Chain D.L.K.: There’s a track, “Spiderweb”, inspired by Pastor Leumund in X-berg. How did you met him?
Tim: I met Pastor Leumund when he squatted the Cabaret Voltaire (a nightclub in Zürich’s Old Town) where the Dadaism art style was founded in the 1920’s. He always came up with the “Wort zum Sonntag”, a dadaistic version of a Saturday night church… very nice.
Later he invited us to play our first Tim & Puma Mimi show in another art squat in Zürich. In 2009 we decided to go to Berlin on holidays, and he wrote me that we could sublet his flat in Xberg to us. It was a very nice place nearby Heckmannufer river. We found some instruments lying around, and of course we had to play them.
An old piano and a keyboard which was taken from the streets. It was a Yamaha keyboard and he had written the word Yamahasutra on it. The cheap beats are from that keyboard.
Chain D.L.K.: What about future projects by Tim & Puma Mimi? Any possibilities to see a “battle” with Deerhoof?
Tim: We love Deerhoof. If you want to organize that battle, we are in for sure! 🙂
Chain D.L.K.: Honestly… what are the main differences between the sensibility of a Japanese and those of a Swiss, both in music and in life?
Puma Mimi: I don’t find cultural difference about music creation.

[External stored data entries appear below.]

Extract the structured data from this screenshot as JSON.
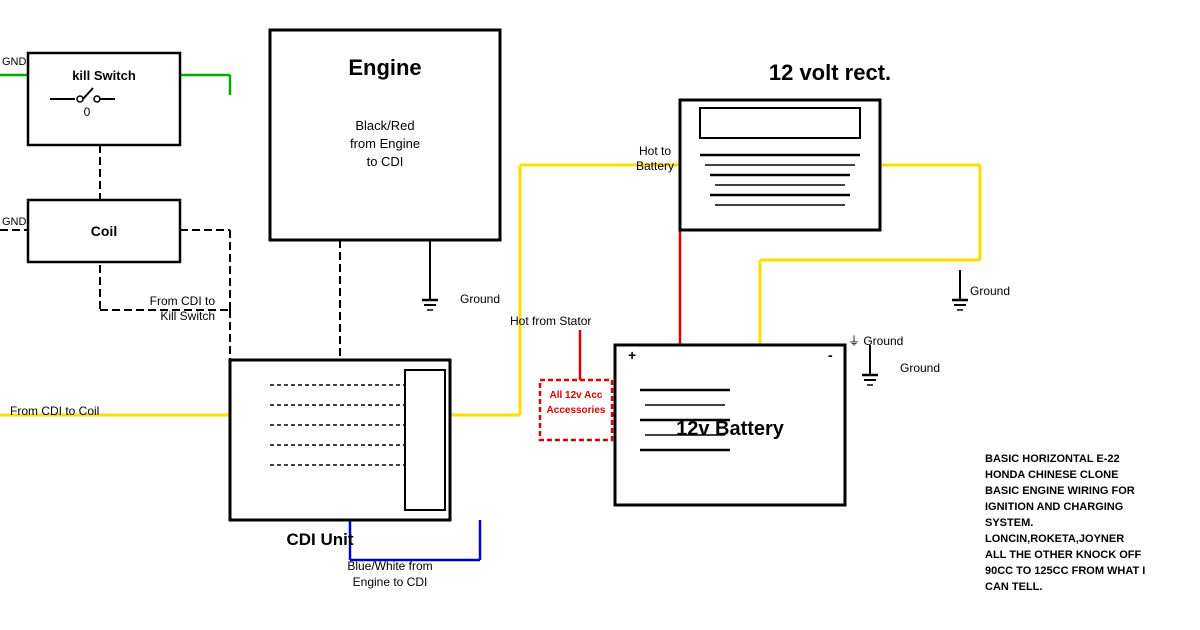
{
  "title": "Basic Horizontal E-22 Honda Chinese Clone Basic Engine Wiring",
  "components": {
    "kill_switch": "kill Switch",
    "coil": "Coil",
    "engine": "Engine",
    "cdi_unit": "CDI Unit",
    "battery": "12v Battery",
    "rectifier": "12 volt rect."
  },
  "labels": {
    "black_red": "Black/Red\nfrom Engine\nto CDI",
    "from_cdi_kill": "From CDI to\nKill Switch",
    "ground1": "Ground",
    "hot_from_stator": "Hot from Stator",
    "hot_to_battery": "Hot to\nBattery",
    "ground2": "Ground",
    "ground3": "Ground",
    "from_cdi_coil": "From CDI to Coil",
    "blue_white": "Blue/White from\nEngine to CDI",
    "all_12v": "All 12v Acc\nAccessories"
  },
  "info_text": [
    "BASIC HORIZONTAL E-22",
    "HONDA CHINESE CLONE",
    "BASIC ENGINE WIRING FOR",
    "IGNITION AND CHARGING",
    "SYSTEM.",
    "LONCIN,ROKETA,JOYNER",
    "ALL THE OTHER KNOCK OFF",
    "90CC TO 125CC FROM WHAT I",
    "CAN TELL."
  ],
  "colors": {
    "green": "#00aa00",
    "yellow": "#ffdd00",
    "red": "#dd0000",
    "blue": "#0000dd",
    "black": "#000000",
    "white": "#ffffff"
  }
}
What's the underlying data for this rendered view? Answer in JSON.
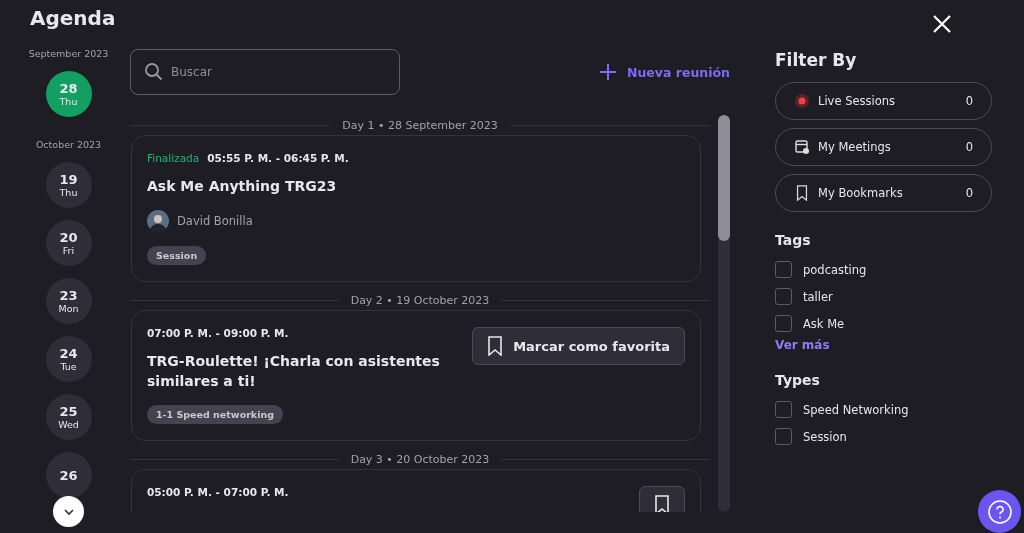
{
  "title": "Agenda",
  "dates": [
    {
      "month": "September 2023",
      "days": [
        {
          "num": "28",
          "dow": "Thu",
          "selected": true
        }
      ]
    },
    {
      "month": "October 2023",
      "days": [
        {
          "num": "19",
          "dow": "Thu",
          "selected": false
        },
        {
          "num": "20",
          "dow": "Fri",
          "selected": false
        },
        {
          "num": "23",
          "dow": "Mon",
          "selected": false
        },
        {
          "num": "24",
          "dow": "Tue",
          "selected": false
        },
        {
          "num": "25",
          "dow": "Wed",
          "selected": false
        },
        {
          "num": "26",
          "selected": false
        }
      ]
    }
  ],
  "search": {
    "placeholder": "Buscar"
  },
  "new_meeting": {
    "label": "Nueva reunión"
  },
  "days": [
    {
      "label": "Day 1 • 28 September 2023",
      "sessions": [
        {
          "status": "Finalizada",
          "time": "05:55 P. M. - 06:45 P. M.",
          "title": "Ask Me Anything TRG23",
          "speaker": "David Bonilla",
          "tag": "Session",
          "bookmark": false
        }
      ]
    },
    {
      "label": "Day 2 • 19 October 2023",
      "sessions": [
        {
          "time": "07:00 P. M. - 09:00 P. M.",
          "title": "TRG-Roulette! ¡Charla con asistentes similares a ti!",
          "tag": "1-1 Speed networking",
          "bookmark": true,
          "bookmark_label": "Marcar como favorita"
        }
      ]
    },
    {
      "label": "Day 3 • 20 October 2023",
      "sessions": [
        {
          "time": "05:00 P. M. - 07:00 P. M.",
          "bookmark": true
        }
      ]
    }
  ],
  "filter": {
    "title": "Filter By",
    "items": [
      {
        "kind": "live",
        "label": "Live Sessions",
        "count": "0"
      },
      {
        "kind": "meetings",
        "label": "My Meetings",
        "count": "0"
      },
      {
        "kind": "bookmarks",
        "label": "My Bookmarks",
        "count": "0"
      }
    ]
  },
  "tags": {
    "title": "Tags",
    "items": [
      {
        "label": "podcasting",
        "checked": false
      },
      {
        "label": "taller",
        "checked": false
      },
      {
        "label": "Ask Me",
        "checked": false
      }
    ],
    "more": "Ver más"
  },
  "types": {
    "title": "Types",
    "items": [
      {
        "label": "Speed Networking",
        "checked": false
      },
      {
        "label": "Session",
        "checked": false
      }
    ]
  }
}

Even though I sing in Japanese which Tim doesn’t understand, he treats my lyrics and voice in a good way musically.
Tim: I love that Mimi sings in Japanese. I don’t like when I can or should understand the lyrics, as it confuses me and takes me away from listening to the music. Moreover I feel a bit bored by instrumental music.
Japanese and Swiss differences? I don’t know, both of them are very special people with special rules and fashions, but in one way or another, every country is very special!